The big idea for you to take away, is to only use robots.txt to do hard disallows, that you know you don't want indexed. Not only will the links not be indexed, they won't be followed by search engines either, meaning the links and content on the disallowed pages will not be used by the search engines for indexing or for ranking.

So, use the robots.txt file only for disallowing links that you want totally removed from google. Use the robots meta tag to specify all the allows, and also use the rel='nofollow' attribute of the a link element when its temporary or you still want the link to be indexed but not followed.

WordPress robots.txt SEO

Here are some robots.txt files used with WordPress on this blog. For instance, I am disallowing /comment-page- links altogether in the robots.txt file below because I don't use separate comment pages, so I instruct Google to remove these links from the index. See also: Adding a 301 Redirect using mod_rewrite or RedirectMatch can further protect myself from this duplicate content issue.

User-agent: *
Allow: /
Disallow: /cgi-bin
Disallow: /wp-admin
Disallow: /wp-includes
Disallow: /wp-content
Disallow: /e/
Disallow: /show-error-*
Disallow: /xmlrpc.php
Disallow: /trackback/
Disallow: /comment-page-
Allow: /wp-content/uploads/

User-agent: Mediapartners-Google
Allow: /

User-agent: Adsbot-Google
Allow: /

User-agent: Googlebot-Image
Allow: /

User-agent: Googlebot-Mobile
Allow: /

# getting sick with the sitemaps
Sitemap: /sitemap.xml
Sitemap: /sitemap_index.xml
Sitemap: /page-sitemap.xml 
Sitemap: /post-sitemap.xml 
Sitemap: /sitemap-news.xml 
Sitemap: /sitemap-posttype-page.xml 
Sitemap: /sitemap-posttype-post.xml 
Sitemap: /sitemap-home.xml 

#               __                          __
#   ____ ______/ /______ _____  ____ ______/ /_  ___
#  / __ `/ ___/ //_/ __ `/ __ \/ __ `/ ___/ __ \/ _ \
# / /_/ (__  ) ,< / /_/ / /_/ / /_/ / /__/ / / /  __/
# \__,_/____/_/|_|\__,_/ .___/\__,_/\___/_/ /_/\___/
#                     /_/

Generic Default robots.txt

For many super-geeky reasons, every single website you control must have a robots.txt file in its root directory I also recommend having a favicon.ico file, bare minimum. This will ensure your site is viewed as somewhat SEO, and alerts google there are rules for crawling the site. IT will also save your server resources.

User-agent: *

Google Recommendations

Use robots.txt - Webmaster Guidelines

Make use of the robots.txt file on your web server. This file tells crawlers which directories can or cannot be crawled. Make sure it's current for your site so that you don't accidentally block the Googlebot crawler.

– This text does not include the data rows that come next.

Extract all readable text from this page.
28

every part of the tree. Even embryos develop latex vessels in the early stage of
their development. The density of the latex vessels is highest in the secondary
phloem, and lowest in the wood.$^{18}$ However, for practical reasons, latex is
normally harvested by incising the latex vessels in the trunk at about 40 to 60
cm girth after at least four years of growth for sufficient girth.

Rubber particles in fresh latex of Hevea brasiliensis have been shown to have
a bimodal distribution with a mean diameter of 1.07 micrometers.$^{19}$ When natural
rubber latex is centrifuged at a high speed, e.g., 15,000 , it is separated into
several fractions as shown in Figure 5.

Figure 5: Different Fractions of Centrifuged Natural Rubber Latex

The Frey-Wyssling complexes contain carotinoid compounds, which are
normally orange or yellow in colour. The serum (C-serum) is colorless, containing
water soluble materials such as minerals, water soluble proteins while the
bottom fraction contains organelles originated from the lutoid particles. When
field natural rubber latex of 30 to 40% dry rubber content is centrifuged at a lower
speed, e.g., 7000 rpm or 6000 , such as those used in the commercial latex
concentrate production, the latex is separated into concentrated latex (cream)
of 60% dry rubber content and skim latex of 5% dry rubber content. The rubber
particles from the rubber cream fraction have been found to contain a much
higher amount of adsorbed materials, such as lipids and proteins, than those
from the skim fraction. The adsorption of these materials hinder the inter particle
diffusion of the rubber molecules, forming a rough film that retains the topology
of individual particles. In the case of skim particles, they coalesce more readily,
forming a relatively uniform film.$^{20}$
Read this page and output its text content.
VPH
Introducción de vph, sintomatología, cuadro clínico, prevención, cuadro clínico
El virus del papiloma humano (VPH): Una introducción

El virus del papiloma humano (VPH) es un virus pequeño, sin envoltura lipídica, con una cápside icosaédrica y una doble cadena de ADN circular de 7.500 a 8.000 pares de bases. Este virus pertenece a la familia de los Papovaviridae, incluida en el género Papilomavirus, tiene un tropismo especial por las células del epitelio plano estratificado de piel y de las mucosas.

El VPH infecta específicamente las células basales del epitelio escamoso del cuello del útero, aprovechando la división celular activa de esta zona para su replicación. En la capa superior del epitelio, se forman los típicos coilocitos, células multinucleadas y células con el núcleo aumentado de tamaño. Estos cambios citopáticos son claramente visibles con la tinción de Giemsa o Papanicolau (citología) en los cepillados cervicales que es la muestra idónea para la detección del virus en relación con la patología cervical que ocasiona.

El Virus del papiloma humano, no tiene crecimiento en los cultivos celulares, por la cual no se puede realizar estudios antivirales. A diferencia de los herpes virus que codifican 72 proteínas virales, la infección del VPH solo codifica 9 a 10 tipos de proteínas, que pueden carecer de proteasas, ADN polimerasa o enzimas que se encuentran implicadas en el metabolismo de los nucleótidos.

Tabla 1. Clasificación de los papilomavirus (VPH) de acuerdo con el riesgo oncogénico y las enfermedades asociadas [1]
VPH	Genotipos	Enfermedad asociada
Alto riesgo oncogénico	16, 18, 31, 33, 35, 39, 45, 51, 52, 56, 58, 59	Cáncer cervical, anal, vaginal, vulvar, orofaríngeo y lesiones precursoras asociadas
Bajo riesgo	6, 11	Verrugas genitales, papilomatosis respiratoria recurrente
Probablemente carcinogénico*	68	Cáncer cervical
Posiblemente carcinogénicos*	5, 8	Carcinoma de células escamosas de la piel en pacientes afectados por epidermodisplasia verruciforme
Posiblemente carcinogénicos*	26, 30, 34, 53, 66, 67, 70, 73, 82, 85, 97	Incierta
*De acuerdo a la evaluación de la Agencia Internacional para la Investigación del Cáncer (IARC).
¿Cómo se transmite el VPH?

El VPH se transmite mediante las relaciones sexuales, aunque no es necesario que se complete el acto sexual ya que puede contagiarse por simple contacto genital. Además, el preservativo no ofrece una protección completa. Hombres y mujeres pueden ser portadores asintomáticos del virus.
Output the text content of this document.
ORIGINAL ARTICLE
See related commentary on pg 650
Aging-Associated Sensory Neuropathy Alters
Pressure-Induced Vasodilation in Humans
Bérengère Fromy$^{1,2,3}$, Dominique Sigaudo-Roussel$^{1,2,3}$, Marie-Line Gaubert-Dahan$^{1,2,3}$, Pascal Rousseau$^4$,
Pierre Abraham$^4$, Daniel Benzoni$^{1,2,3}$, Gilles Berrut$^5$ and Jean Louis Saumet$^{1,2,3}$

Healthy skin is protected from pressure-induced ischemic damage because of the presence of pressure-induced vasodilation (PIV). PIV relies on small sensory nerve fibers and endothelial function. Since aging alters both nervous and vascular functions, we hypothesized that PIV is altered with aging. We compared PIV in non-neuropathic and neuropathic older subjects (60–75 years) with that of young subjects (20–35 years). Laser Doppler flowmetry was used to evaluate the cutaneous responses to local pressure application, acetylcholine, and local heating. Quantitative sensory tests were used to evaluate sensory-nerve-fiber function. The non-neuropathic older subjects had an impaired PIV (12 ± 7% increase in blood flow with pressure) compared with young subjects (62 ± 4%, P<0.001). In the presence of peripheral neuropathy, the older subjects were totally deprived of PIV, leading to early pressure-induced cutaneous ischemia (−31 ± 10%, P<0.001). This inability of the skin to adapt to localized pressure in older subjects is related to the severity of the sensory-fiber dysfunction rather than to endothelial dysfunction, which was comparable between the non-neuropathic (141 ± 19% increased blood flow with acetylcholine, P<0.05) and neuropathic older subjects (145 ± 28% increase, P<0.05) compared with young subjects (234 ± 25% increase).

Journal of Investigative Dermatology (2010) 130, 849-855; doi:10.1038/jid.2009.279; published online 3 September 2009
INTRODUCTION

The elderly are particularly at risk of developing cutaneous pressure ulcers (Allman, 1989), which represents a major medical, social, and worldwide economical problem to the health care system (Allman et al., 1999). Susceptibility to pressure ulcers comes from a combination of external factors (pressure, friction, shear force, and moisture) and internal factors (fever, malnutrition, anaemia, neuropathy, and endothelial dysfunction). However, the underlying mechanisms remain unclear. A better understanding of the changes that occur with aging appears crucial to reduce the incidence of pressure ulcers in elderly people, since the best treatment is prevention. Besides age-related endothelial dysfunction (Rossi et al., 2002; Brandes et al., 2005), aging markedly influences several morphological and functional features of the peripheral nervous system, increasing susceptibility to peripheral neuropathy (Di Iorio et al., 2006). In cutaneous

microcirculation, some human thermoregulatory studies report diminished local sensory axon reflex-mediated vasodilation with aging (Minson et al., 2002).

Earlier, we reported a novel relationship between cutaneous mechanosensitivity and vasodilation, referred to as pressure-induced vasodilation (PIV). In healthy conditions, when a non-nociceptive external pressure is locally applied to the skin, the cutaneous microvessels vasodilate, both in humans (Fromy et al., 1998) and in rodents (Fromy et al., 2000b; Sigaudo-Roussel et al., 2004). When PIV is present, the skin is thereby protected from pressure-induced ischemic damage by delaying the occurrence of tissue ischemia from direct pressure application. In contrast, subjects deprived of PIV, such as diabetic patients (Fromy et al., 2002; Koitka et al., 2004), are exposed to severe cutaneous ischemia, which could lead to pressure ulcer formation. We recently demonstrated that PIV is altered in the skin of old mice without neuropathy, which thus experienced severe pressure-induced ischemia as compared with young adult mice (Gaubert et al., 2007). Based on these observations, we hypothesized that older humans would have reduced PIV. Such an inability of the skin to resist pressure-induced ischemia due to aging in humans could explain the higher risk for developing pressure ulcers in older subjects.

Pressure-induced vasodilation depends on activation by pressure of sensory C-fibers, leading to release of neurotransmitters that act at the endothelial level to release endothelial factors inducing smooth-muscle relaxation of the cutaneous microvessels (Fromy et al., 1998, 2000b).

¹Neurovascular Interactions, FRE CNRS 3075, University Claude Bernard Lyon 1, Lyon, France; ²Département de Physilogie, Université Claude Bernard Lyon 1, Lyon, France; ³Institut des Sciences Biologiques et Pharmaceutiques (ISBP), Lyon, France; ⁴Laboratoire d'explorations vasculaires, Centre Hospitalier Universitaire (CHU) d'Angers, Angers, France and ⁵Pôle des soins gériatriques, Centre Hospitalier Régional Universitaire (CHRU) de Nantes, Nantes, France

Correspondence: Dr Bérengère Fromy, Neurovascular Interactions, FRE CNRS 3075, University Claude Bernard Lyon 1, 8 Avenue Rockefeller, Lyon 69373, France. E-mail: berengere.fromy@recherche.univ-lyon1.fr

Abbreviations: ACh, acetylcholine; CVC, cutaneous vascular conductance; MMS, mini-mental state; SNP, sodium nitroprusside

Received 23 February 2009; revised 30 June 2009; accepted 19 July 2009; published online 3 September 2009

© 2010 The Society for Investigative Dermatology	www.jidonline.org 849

Troubleshooting tips part IIb: Ad relevance and targeting continued. To follow up on our previous post about ad relevance and targeting, let's look at some other reasons why you may experience ad targeting issues on your site.

Have you blocked the AdSense crawler's access to your pages?

The AdSense crawler is an automated program that scans your web pages and tracks content for indexing. Sometimes we don't crawl pages because the AdSense crawler doesn't have access to your pages, in which case we're unable to determine their content and show relevant ads. Here are a few specific instances when our crawler can't access a site:If you use a robots.txt file which regulates the crawler access to your page. In this case, you can grant the AdSense crawler access by adding these lines to the top of your robots.txt file:

User-agent: Mediapartners-Google*

Eliminate Duplicate Content

Duplicate content generally refers to substantive blocks of content within or across domains that either completely match other content or are appreciably similar. Mostly, this is not deceptive in origin. Examples of non-malicious duplicate content could include:

  • Discussion forums that can generate both regular and stripped-down pages targeted at mobile devices
  • Store items shown or linked via multiple distinct URLs
  • Printer-only versions of web pages

However, in some cases, content is deliberately duplicated across domains in an attempt to manipulate search engine rankings or win more traffic. Deceptive practices like this can result in a poor user experience, when a visitor sees substantially the same content repeated within a set of search results.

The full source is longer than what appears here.